On Fri, 18 Jul 2025 at 15:48, Linus Torvalds torvalds@linux-foundation.org wrote:
And while looking at this, I think we have a similar mis-feature / bug on x86 too: the unsafe_put_user() macro does exactly that cast:
#define unsafe_put_user(x, ptr, label) \ __put_user_size((__typeof__(*(ptr)))(x), ..
and I think that cast is wrong.
I wonder if it's actively hiding some issue with unsafe_put_user(), or if I'm just missing something.
... and I decided to try to look into it by just removing the cast.
And yes indeed, there's a reason for the cast - or at least it's hiding problems:
arch/x86/kernel/signal_64.c:128: unsafe_put_user(fpstate, (unsigned long __user *)&sc->fpstate, Efault);
arch/x86/kernel/signal_64.c:188: unsafe_put_user(ksig->ka.sa.sa_restorer, &frame->pretcode, Efault);
arch/x86/kernel/signal_64.c:332: unsafe_put_user(restorer, (unsigned long __user *)&frame->pretcode, Efault);
The one on line 188 at least makes some sense. The other ones are literally hiding the fact that we explicitly cast things to the wrong pointer.
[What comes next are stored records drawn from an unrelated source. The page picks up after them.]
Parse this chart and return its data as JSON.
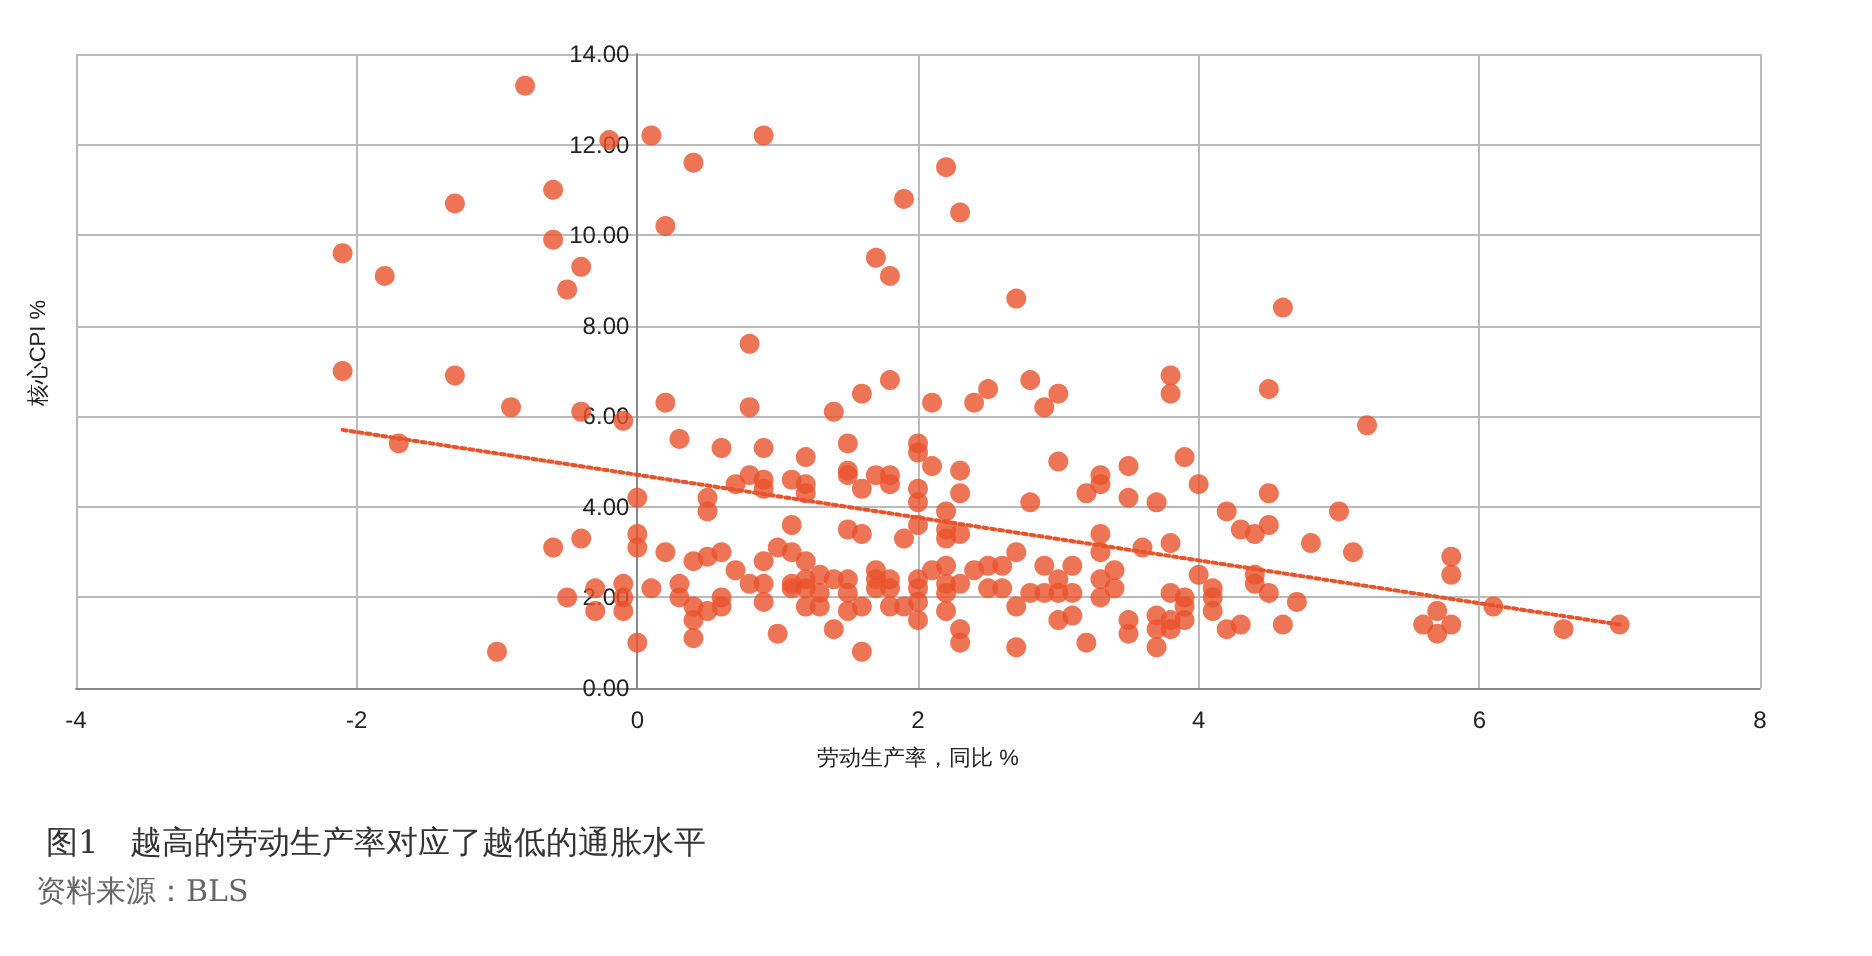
{
  "chart_data": {
    "type": "scatter",
    "title": "图1　越高的劳动生产率对应了越低的通胀水平",
    "xlabel": "劳动生产率，同比 %",
    "ylabel": "核心CPI %",
    "annotations": [
      "资料来源：BLS"
    ],
    "xlim": [
      -4,
      8
    ],
    "xticks": [
      -4,
      -2,
      0,
      2,
      4,
      6,
      8
    ],
    "ylim": [
      0,
      14
    ],
    "yticks": [
      {
        "value": 0,
        "label": "0.00"
      },
      {
        "value": 2,
        "label": "2.00"
      },
      {
        "value": 4,
        "label": "4.00"
      },
      {
        "value": 6,
        "label": "6.00"
      },
      {
        "value": 8,
        "label": "8.00"
      },
      {
        "value": 10,
        "label": "10.00"
      },
      {
        "value": 12,
        "label": "12.00"
      },
      {
        "value": 14,
        "label": "14.00"
      }
    ],
    "grid": true,
    "series": [
      {
        "type": "scatter",
        "color": "#e8532a",
        "marker": "circle",
        "x": [
          -2.1,
          -1.8,
          -1.3,
          -0.8,
          -0.6,
          -0.6,
          -0.4,
          -0.5,
          -0.2,
          0.1,
          0.9,
          0.4,
          0.2,
          0.8,
          -2.1,
          -1.3,
          -0.9,
          0.2,
          0.8,
          -0.4,
          -0.1,
          0.3,
          -1.7,
          0.6,
          0.9,
          1.2,
          0.7,
          0.8,
          0.9,
          0.9,
          1.1,
          1.2,
          0.5,
          0.5,
          0.0,
          1.1,
          -0.6,
          -0.4,
          0.0,
          0.0,
          0.2,
          0.4,
          0.5,
          0.6,
          0.7,
          0.9,
          1.0,
          1.1,
          1.2,
          1.2,
          0.1,
          -0.1,
          -0.1,
          -0.3,
          -0.5,
          -0.3,
          -0.1,
          0.3,
          0.3,
          0.4,
          0.4,
          0.5,
          0.6,
          0.6,
          0.8,
          0.9,
          0.9,
          1.1,
          1.1,
          1.2,
          0.4,
          1.0,
          0.0,
          -1.0,
          2.2,
          1.9,
          2.3,
          1.7,
          1.8,
          2.7,
          4.6,
          1.8,
          2.8,
          3.8,
          3.8,
          4.5,
          1.6,
          1.4,
          2.1,
          2.4,
          2.5,
          2.9,
          3.0,
          1.5,
          2.0,
          2.0,
          1.2,
          1.5,
          1.5,
          1.6,
          1.7,
          1.8,
          1.8,
          2.1,
          2.0,
          2.0,
          2.3,
          2.3,
          2.2,
          2.0,
          1.5,
          1.6,
          1.9,
          2.2,
          2.2,
          2.3,
          2.8,
          3.0,
          3.2,
          3.3,
          3.3,
          3.5,
          3.5,
          3.7,
          3.9,
          4.0,
          4.2,
          4.3,
          4.4,
          4.5,
          4.5,
          4.8,
          3.8,
          3.6,
          3.3,
          3.3,
          3.4,
          3.3,
          3.3,
          3.4,
          3.1,
          3.1,
          3.0,
          3.0,
          2.9,
          2.9,
          2.8,
          2.7,
          2.7,
          2.6,
          2.6,
          2.5,
          2.5,
          2.4,
          2.3,
          2.2,
          2.2,
          2.2,
          2.2,
          2.1,
          2.0,
          2.0,
          2.0,
          2.0,
          1.9,
          1.8,
          1.8,
          1.8,
          1.7,
          1.7,
          1.7,
          1.6,
          1.6,
          1.5,
          1.5,
          1.5,
          1.4,
          1.4,
          1.3,
          1.3,
          1.3,
          1.2,
          2.3,
          2.3,
          2.7,
          3.0,
          3.1,
          3.2,
          3.5,
          3.5,
          3.7,
          3.7,
          3.7,
          3.8,
          3.8,
          3.8,
          3.9,
          3.9,
          3.9,
          4.0,
          4.1,
          4.1,
          4.1,
          4.2,
          4.3,
          4.4,
          4.4,
          4.5,
          4.7,
          4.6,
          5.2,
          5.0,
          5.1,
          5.8,
          5.8,
          5.7,
          6.1,
          5.6,
          5.7,
          5.8,
          6.6,
          7.0
        ],
        "values": [
          9.6,
          9.1,
          10.7,
          13.3,
          11.0,
          9.9,
          9.3,
          8.8,
          12.1,
          12.2,
          12.2,
          11.6,
          10.2,
          7.6,
          7.0,
          6.9,
          6.2,
          6.3,
          6.2,
          6.1,
          5.9,
          5.5,
          5.4,
          5.3,
          5.3,
          5.1,
          4.5,
          4.7,
          4.6,
          4.4,
          4.6,
          4.3,
          4.2,
          3.9,
          4.2,
          3.6,
          3.1,
          3.3,
          3.4,
          3.1,
          3.0,
          2.8,
          2.9,
          3.0,
          2.6,
          2.8,
          3.1,
          3.0,
          2.8,
          2.4,
          2.2,
          2.3,
          2.0,
          2.2,
          2.0,
          1.7,
          1.7,
          2.3,
          2.0,
          1.8,
          1.5,
          1.7,
          2.0,
          1.8,
          2.3,
          2.3,
          1.9,
          2.3,
          2.2,
          1.8,
          1.1,
          1.2,
          1.0,
          0.8,
          11.5,
          10.8,
          10.5,
          9.5,
          9.1,
          8.6,
          8.4,
          6.8,
          6.8,
          6.9,
          6.5,
          6.6,
          6.5,
          6.1,
          6.3,
          6.3,
          6.6,
          6.2,
          6.5,
          5.4,
          5.4,
          5.2,
          4.5,
          4.8,
          4.7,
          4.4,
          4.7,
          4.7,
          4.5,
          4.9,
          4.4,
          4.1,
          4.8,
          4.3,
          3.9,
          3.6,
          3.5,
          3.4,
          3.3,
          3.5,
          3.3,
          3.4,
          4.1,
          5.0,
          4.3,
          4.7,
          4.5,
          4.9,
          4.2,
          4.1,
          5.1,
          4.5,
          3.9,
          3.5,
          3.4,
          3.6,
          4.3,
          3.2,
          3.2,
          3.1,
          3.4,
          3.0,
          2.6,
          2.4,
          2.0,
          2.2,
          2.7,
          2.1,
          2.4,
          2.1,
          2.7,
          2.1,
          2.1,
          3.0,
          1.8,
          2.7,
          2.2,
          2.7,
          2.2,
          2.6,
          2.3,
          2.7,
          2.3,
          2.1,
          1.7,
          2.6,
          2.4,
          2.2,
          1.9,
          1.5,
          1.8,
          2.4,
          2.2,
          1.8,
          2.6,
          2.4,
          2.2,
          1.8,
          0.8,
          2.4,
          2.1,
          1.7,
          2.4,
          1.3,
          2.5,
          2.1,
          1.8,
          2.2,
          1.3,
          1.0,
          0.9,
          1.5,
          1.6,
          1.0,
          1.5,
          1.2,
          1.6,
          1.3,
          0.9,
          2.1,
          1.5,
          1.3,
          2.0,
          1.8,
          1.5,
          2.5,
          2.2,
          2.0,
          1.7,
          1.3,
          1.4,
          2.5,
          2.3,
          2.1,
          1.9,
          1.4,
          5.8,
          3.9,
          3.0,
          2.9,
          2.5,
          1.7,
          1.8,
          1.4,
          1.2,
          1.4,
          1.3,
          1.4
        ]
      },
      {
        "type": "line",
        "color": "#e8532a",
        "marker": "none",
        "line_style": "dotted",
        "x": [
          -2.1,
          7.0
        ],
        "values": [
          5.7,
          1.4
        ]
      }
    ]
  }
}
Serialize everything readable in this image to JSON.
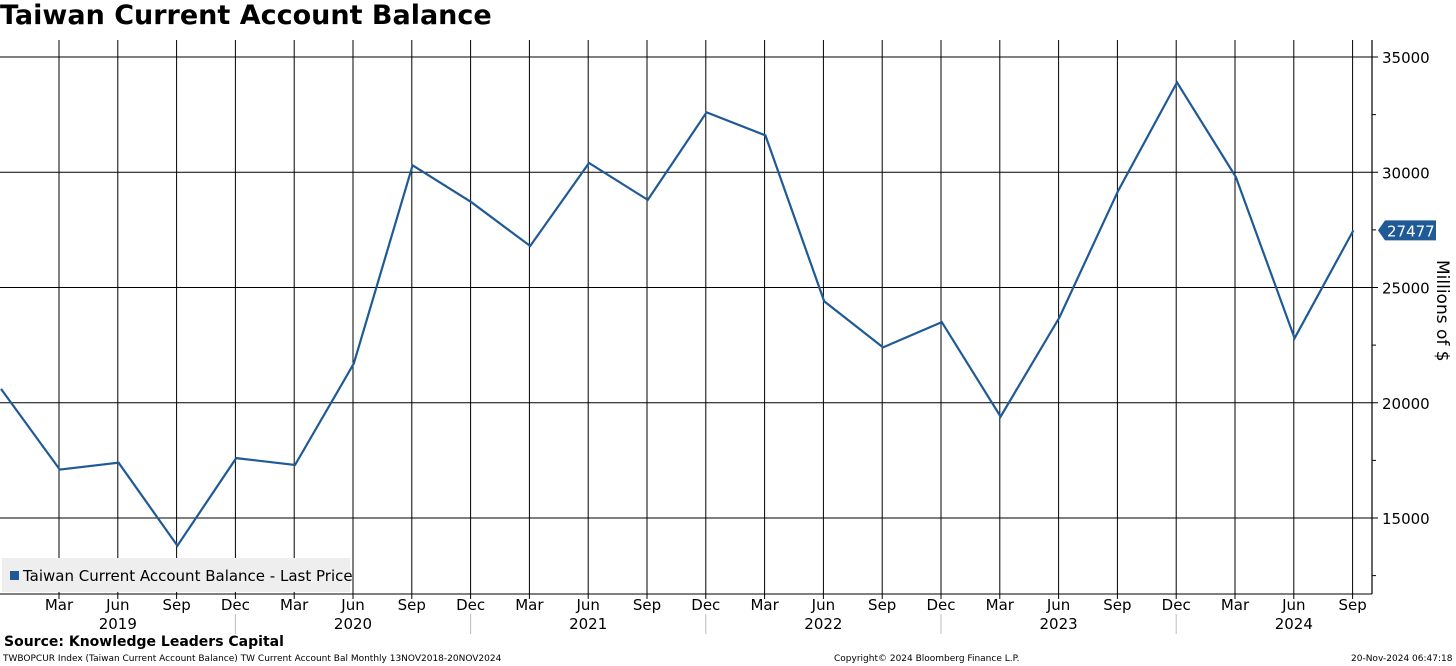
{
  "title": "Taiwan Current Account Balance",
  "source": "Source: Knowledge Leaders Capital",
  "footer": {
    "index_info": "TWBOPCUR Index (Taiwan Current Account Balance) TW Current Account Bal  Monthly 13NOV2018-20NOV2024",
    "copyright": "Copyright© 2024 Bloomberg Finance L.P.",
    "timestamp": "20-Nov-2024 06:47:18"
  },
  "colors": {
    "line": "#1f5a96",
    "grid": "#000000",
    "badge": "#1f5a96",
    "legend_bg": "#eeeeee"
  },
  "chart_data": {
    "type": "line",
    "title": "Taiwan Current Account Balance",
    "ylabel": "Millions of $",
    "ylim": [
      12500,
      35500
    ],
    "y_ticks": [
      15000,
      20000,
      25000,
      30000,
      35000
    ],
    "grid": true,
    "legend_placement": "bottom-left",
    "last_value_label": "27477",
    "x_tick_labels": [
      "Mar",
      "Jun",
      "Sep",
      "Dec",
      "Mar",
      "Jun",
      "Sep",
      "Dec",
      "Mar",
      "Jun",
      "Sep",
      "Dec",
      "Mar",
      "Jun",
      "Sep",
      "Dec",
      "Mar",
      "Jun",
      "Sep",
      "Dec",
      "Mar",
      "Jun",
      "Sep"
    ],
    "year_labels": [
      {
        "label": "2019",
        "between": [
          0,
          2
        ]
      },
      {
        "label": "2020",
        "between": [
          4,
          6
        ]
      },
      {
        "label": "2021",
        "between": [
          8,
          10
        ]
      },
      {
        "label": "2022",
        "between": [
          12,
          14
        ]
      },
      {
        "label": "2023",
        "between": [
          16,
          18
        ]
      },
      {
        "label": "2024",
        "between": [
          20,
          22
        ]
      }
    ],
    "series": [
      {
        "name": "Taiwan Current Account Balance - Last Price",
        "x": [
          "2018-12",
          "2019-03",
          "2019-06",
          "2019-09",
          "2019-12",
          "2020-03",
          "2020-06",
          "2020-09",
          "2020-12",
          "2021-03",
          "2021-06",
          "2021-09",
          "2021-12",
          "2022-03",
          "2022-06",
          "2022-09",
          "2022-12",
          "2023-03",
          "2023-06",
          "2023-09",
          "2023-12",
          "2024-03",
          "2024-06",
          "2024-09"
        ],
        "values": [
          20600,
          17100,
          17400,
          13800,
          17600,
          17300,
          21700,
          30300,
          28700,
          26800,
          30400,
          28800,
          32600,
          31600,
          24400,
          22400,
          23500,
          19400,
          23700,
          29200,
          33900,
          29800,
          22800,
          27477
        ]
      }
    ]
  }
}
I suspect it's just very old historical "we have been lazy and mixing 'unsigned long' and 'pointer value'" issues.
Oh well. None of these are actual *bugs*, they are more just ugly. And the cast that is hiding this ugliness might be hiding other things.
Not worth the churn at least late in the release cycle, but one of those "this might be worth cleaning up some day" issues.